Bernadette gaped in disbelief. She’d believed her father was rather unique in his heartlessness, but clearly he was not the only man who would treat his daughter as nothing more than a piece of property, no better than a horse to be traded, without the slightest twinge of conscience.
His message delivered, Lord Kent fell into his chair and drank his whisky. “I’ll say this for these savages—they distill a fine whisky,” he said, and tossed the contents down his throat.
“Walk on, girl,” said Lord Ramsey, waving her away, and then offering his glass to his brother to be refilled.
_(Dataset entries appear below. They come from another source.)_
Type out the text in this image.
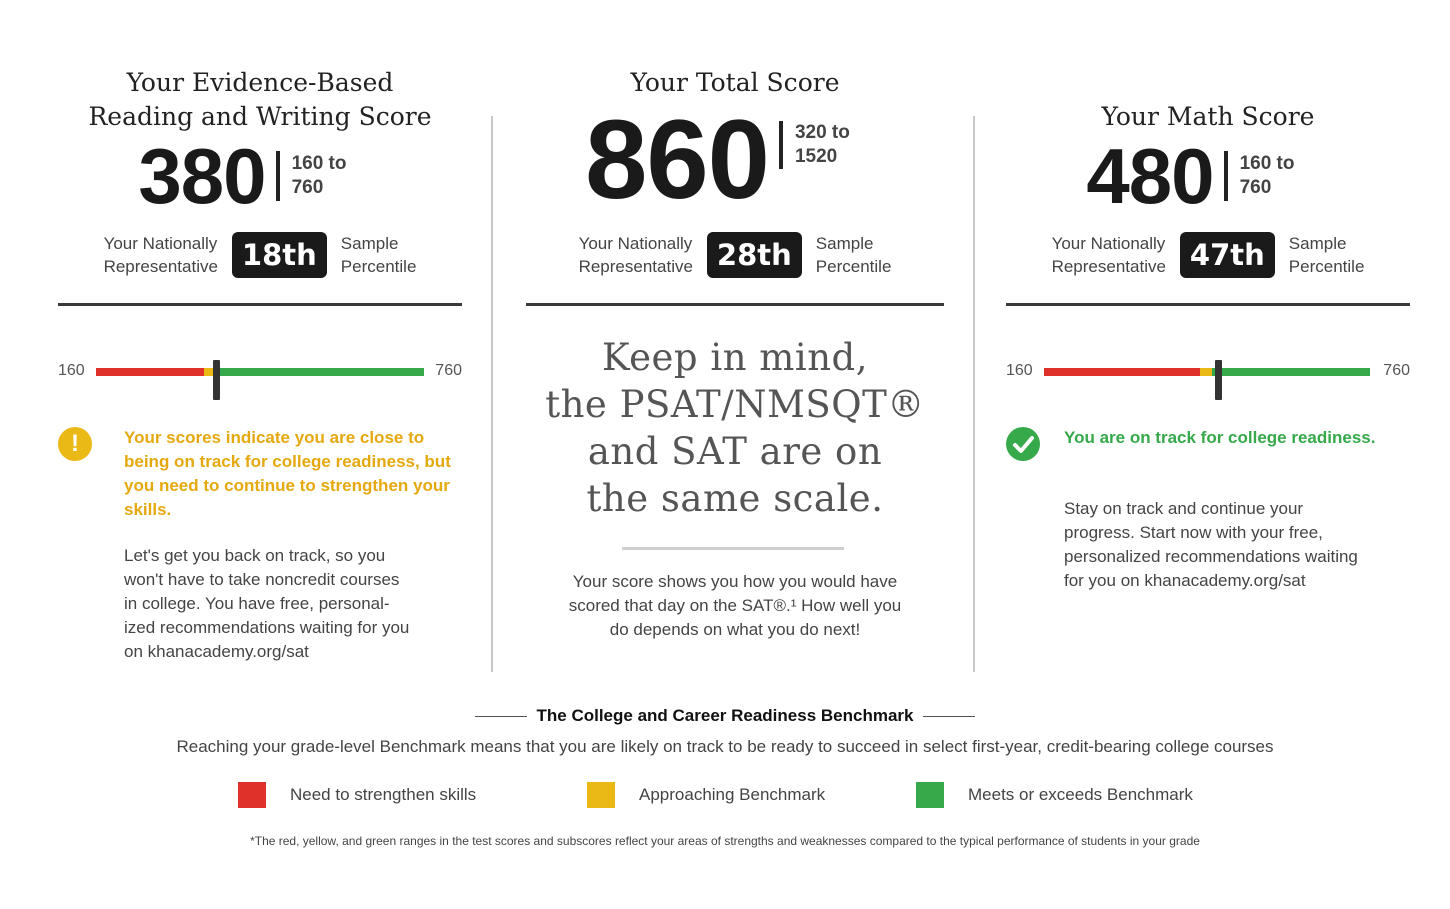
Your Evidence-Based
Reading and Writing Score
380 160 to
760
Your Nationally
Representative 18th	Sample
Percentile
160	760
!	Your scores indicate you are close to being on track for college readiness, but you need to continue to strengthen your skills.

Let's get you back on track, so you
won't have to take noncredit courses
in college. You have free, personal-
ized recommendations waiting for you
on khanacademy.org/sat

Your Total Score
860 320 to
1520
Your Nationally
Representative 28th	Sample
Percentile

Keep in mind,
the PSAT/NMSQT®
and SAT are on
the same scale.

Your score shows you how you would have
scored that day on the SAT®.¹ How well you
do depends on what you do next!

Your Math Score
480 160 to
760
Your Nationally
Representative 47th	Sample
Percentile
160	760

You are on track for college readiness.

Stay on track and continue your
progress. Start now with your free,
personalized recommendations waiting
for you on khanacademy.org/sat

The College and Career Readiness Benchmark
Reaching your grade-level Benchmark means that you are likely on track to be ready to succeed in select first-year, credit-bearing college courses
Need to strengthen skills	Approaching Benchmark	Meets or exceeds Benchmark
*The red, yellow, and green ranges in the test scores and subscores reflect your areas of strengths and weaknesses compared to the typical performance of students in your grade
Bernadette couldn’t wait to be free of that room. She turned about and strode quickly to the door. She had not yet made her escape when Lord Kent stopped her. “Bernadette!”
She reluctantly turned back.
“Do not disappoint me in this. If you cannot bring that girl around, I will send you back to your father. You’ll not like that, will you?” He smirked, fully aware what that would mean for her. Bernadette’s father would just as soon send her to a convent than keep her under his roof.
She turned away from Lord Kent before she said something she would sorely regret.
How ironic, she thought as she fled the study. She thought she’d despised Avaline’s Scotsman, but her disgust for him came nowhere near what she was feeling for his lordship at the moment.
* * *
BERNADETTE SPENT A sleepless night, her mind whirling with ideas. She was determined to find a way out of this for Avaline. She decided she didn’t care if Lord Kent sent her back to Highfield—life under her father’s roof couldn’t be any worse than Kent’s employ. She was indignant, enraged, and felt so impotent that Avaline was the sacrificial lamb.